Abstract

Cultural nationalism in independent Ireland has found few sympathetic historians. Exceptions include Margaret O’Callaghan’s challenge to the F.S.L. Lyons ‘battle of two civilisations’ thesis, in her masters thesis ‘Language and Religion: The Quest for Identity in the Irish Free State 1922–31’ published in part in Irish Historical Studies in 1984 as ‘Language, Nationality and Cultural Identity in the Irish Free State 1922–27: The Irish Statesman and the Catholic Bulletin Re-Appraised’. Here, O’Callaghan argues that ‘Irish-Ireland’ cannot be regarded as a fully-developed cultural bloc which set itself up in opposition to an equally coherent Anglo-Irish culture.
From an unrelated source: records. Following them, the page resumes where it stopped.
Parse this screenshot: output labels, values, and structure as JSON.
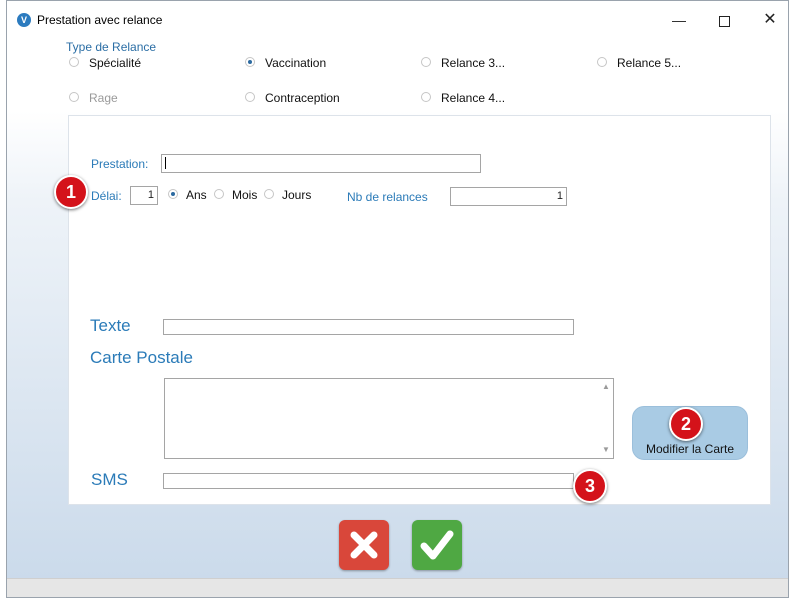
{
  "window": {
    "title": "Prestation avec relance",
    "app_icon_letter": "V",
    "controls": {
      "minimize": "—",
      "close": "✕"
    }
  },
  "relance_type": {
    "label": "Type de Relance",
    "options": [
      {
        "label": "Spécialité",
        "checked": false,
        "enabled": true
      },
      {
        "label": "Vaccination",
        "checked": true,
        "enabled": true
      },
      {
        "label": "Relance 3...",
        "checked": false,
        "enabled": true
      },
      {
        "label": "Relance 5...",
        "checked": false,
        "enabled": true
      },
      {
        "label": "Rage",
        "checked": false,
        "enabled": false
      },
      {
        "label": "Contraception",
        "checked": false,
        "enabled": true
      },
      {
        "label": "Relance 4...",
        "checked": false,
        "enabled": true
      }
    ]
  },
  "form": {
    "prestation_label": "Prestation:",
    "prestation_value": "",
    "delai_label": "Délai:",
    "delai_value": "1",
    "delai_units": [
      {
        "label": "Ans",
        "checked": true
      },
      {
        "label": "Mois",
        "checked": false
      },
      {
        "label": "Jours",
        "checked": false
      }
    ],
    "nb_relances_label": "Nb de relances",
    "nb_relances_value": "1",
    "texte_label": "Texte",
    "texte_value": "",
    "carte_postale_label": "Carte Postale",
    "carte_postale_value": "",
    "sms_label": "SMS",
    "sms_value": "",
    "modify_card_button": "Modifier la Carte"
  },
  "badges": [
    "1",
    "2",
    "3"
  ],
  "actions": {
    "cancel_icon": "cancel-x-icon",
    "ok_icon": "checkmark-icon"
  },
  "colors": {
    "accent": "#2b7bb8",
    "cancel": "#d9473a",
    "ok": "#4fa843",
    "badge": "#d4121a"
  }
}
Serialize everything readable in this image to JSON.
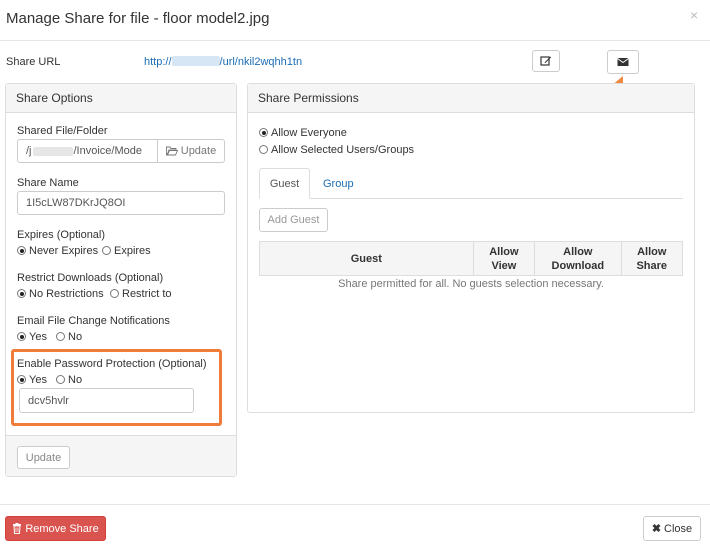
{
  "modal": {
    "title": "Manage Share for file - floor model2.jpg",
    "close_x": "×"
  },
  "share_url": {
    "label": "Share URL",
    "prefix": "http://",
    "suffix": "/url/nkil2wqhh1tn"
  },
  "share_options": {
    "heading": "Share Options",
    "shared_file_label": "Shared File/Folder",
    "shared_file_prefix": "/j",
    "shared_file_suffix": "/Invoice/Mode",
    "update_browse_label": "Update",
    "share_name_label": "Share Name",
    "share_name_value": "1I5cLW87DKrJQ8OI",
    "expires_label": "Expires (Optional)",
    "expires_opt1": "Never Expires",
    "expires_opt2": "Expires",
    "restrict_label": "Restrict Downloads (Optional)",
    "restrict_opt1": "No Restrictions",
    "restrict_opt2": "Restrict to",
    "email_label": "Email File Change Notifications",
    "email_yes": "Yes",
    "email_no": "No",
    "password_label": "Enable Password Protection (Optional)",
    "password_yes": "Yes",
    "password_no": "No",
    "password_value": "dcv5hvlr",
    "update_button": "Update"
  },
  "share_permissions": {
    "heading": "Share Permissions",
    "allow_everyone": "Allow Everyone",
    "allow_selected": "Allow Selected Users/Groups",
    "tab_guest": "Guest",
    "tab_group": "Group",
    "add_guest": "Add Guest",
    "columns": {
      "guest": "Guest",
      "allow_view_1": "Allow",
      "allow_view_2": "View",
      "allow_download_1": "Allow",
      "allow_download_2": "Download",
      "allow_share_1": "Allow",
      "allow_share_2": "Share"
    },
    "empty_message": "Share permitted for all. No guests selection necessary."
  },
  "footer": {
    "remove_share": "Remove Share",
    "close": "Close"
  },
  "colors": {
    "accent": "#1a6db5",
    "danger": "#d9534f",
    "highlight": "#f07c3a"
  }
}
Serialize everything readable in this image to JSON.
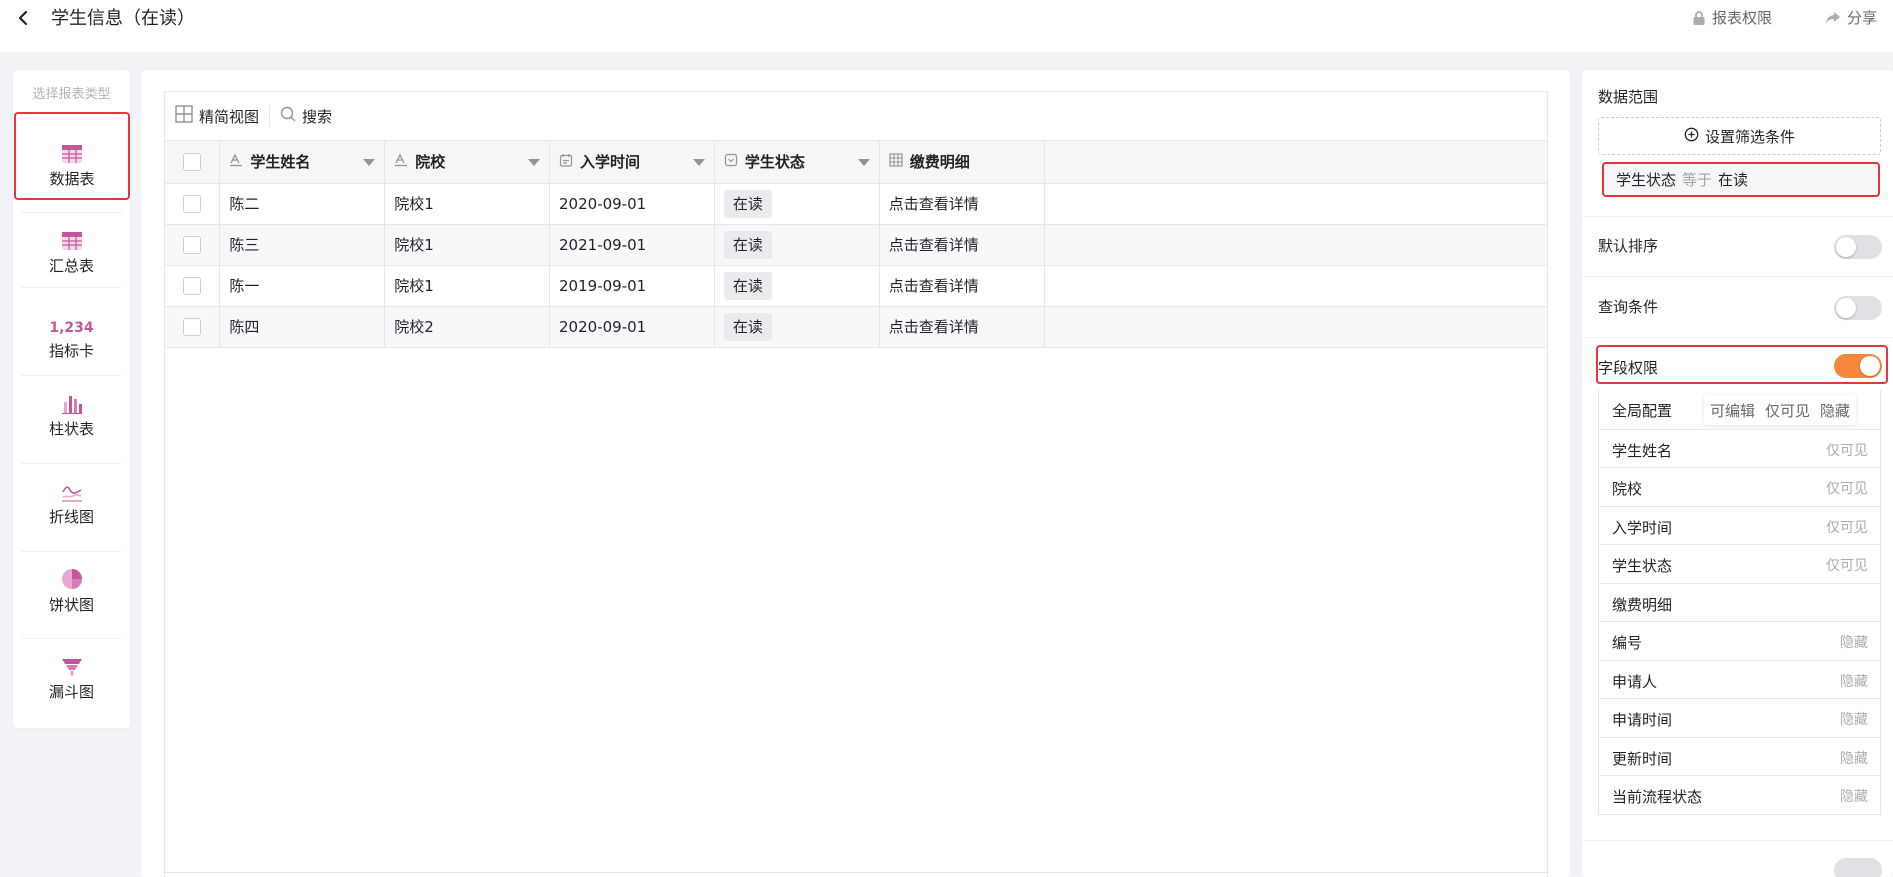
{
  "header": {
    "back_icon": "chevron-left-icon",
    "title": "学生信息（在读）",
    "report_perm_label": "报表权限",
    "share_label": "分享"
  },
  "left_rail": {
    "title": "选择报表类型",
    "items": [
      {
        "label": "数据表",
        "icon": "data-table-icon",
        "active": true
      },
      {
        "label": "汇总表",
        "icon": "summary-table-icon"
      },
      {
        "label": "指标卡",
        "icon": "metric-card-icon",
        "icon_text": "1,234"
      },
      {
        "label": "柱状表",
        "icon": "bar-chart-icon"
      },
      {
        "label": "折线图",
        "icon": "line-chart-icon"
      },
      {
        "label": "饼状图",
        "icon": "pie-chart-icon"
      },
      {
        "label": "漏斗图",
        "icon": "funnel-chart-icon"
      }
    ]
  },
  "toolbar": {
    "compact_view_label": "精简视图",
    "search_label": "搜索"
  },
  "table": {
    "columns": [
      {
        "label": "学生姓名",
        "icon": "text-field-icon"
      },
      {
        "label": "院校",
        "icon": "text-field-icon"
      },
      {
        "label": "入学时间",
        "icon": "calendar-icon"
      },
      {
        "label": "学生状态",
        "icon": "select-field-icon"
      },
      {
        "label": "缴费明细",
        "icon": "subtable-icon"
      }
    ],
    "rows": [
      {
        "name": "陈二",
        "school": "院校1",
        "date": "2020-09-01",
        "status": "在读",
        "detail": "点击查看详情"
      },
      {
        "name": "陈三",
        "school": "院校1",
        "date": "2021-09-01",
        "status": "在读",
        "detail": "点击查看详情"
      },
      {
        "name": "陈一",
        "school": "院校1",
        "date": "2019-09-01",
        "status": "在读",
        "detail": "点击查看详情"
      },
      {
        "name": "陈四",
        "school": "院校2",
        "date": "2020-09-01",
        "status": "在读",
        "detail": "点击查看详情"
      }
    ]
  },
  "right_panel": {
    "data_range_label": "数据范围",
    "add_filter_label": "设置筛选条件",
    "filter": {
      "field": "学生状态",
      "op": "等于",
      "value": "在读"
    },
    "default_sort_label": "默认排序",
    "default_sort_on": false,
    "query_cond_label": "查询条件",
    "query_cond_on": false,
    "field_perm_label": "字段权限",
    "field_perm_on": true,
    "global_config_label": "全局配置",
    "global_options": [
      "可编辑",
      "仅可见",
      "隐藏"
    ],
    "fields": [
      {
        "name": "学生姓名",
        "perm": "仅可见"
      },
      {
        "name": "院校",
        "perm": "仅可见"
      },
      {
        "name": "入学时间",
        "perm": "仅可见"
      },
      {
        "name": "学生状态",
        "perm": "仅可见"
      },
      {
        "name": "缴费明细",
        "perm": ""
      },
      {
        "name": "编号",
        "perm": "隐藏"
      },
      {
        "name": "申请人",
        "perm": "隐藏"
      },
      {
        "name": "申请时间",
        "perm": "隐藏"
      },
      {
        "name": "更新时间",
        "perm": "隐藏"
      },
      {
        "name": "当前流程状态",
        "perm": "隐藏"
      }
    ]
  },
  "colors": {
    "accent_orange": "#f7883b",
    "highlight_red": "#e8343b",
    "icon_purple": "#c2579b"
  }
}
The war of words over the rightful place of the Irish language and the Roman Catholic religion in the life of the nation were, rather, symptomatic of a society striving to give cultural expression to its newly won independence.¹ Similarly, Patrick Maume’s critical biography of Daniel Corkery argues that his subject’s criticisms of Synge and his fellow Anglo-Irish writers, and his ultimate rejection of all Irish writing in the English language as inauthentic, were based on an original creative impulse to promote the expression of a distinctive Irish voice.² In analysing the intellectual roots and the evolution of Corkery’s ideas, Maume’s work, like O’Callaghan’s, suggests that the quest for intellectual forms of self-expression was not confined to Irish liberals.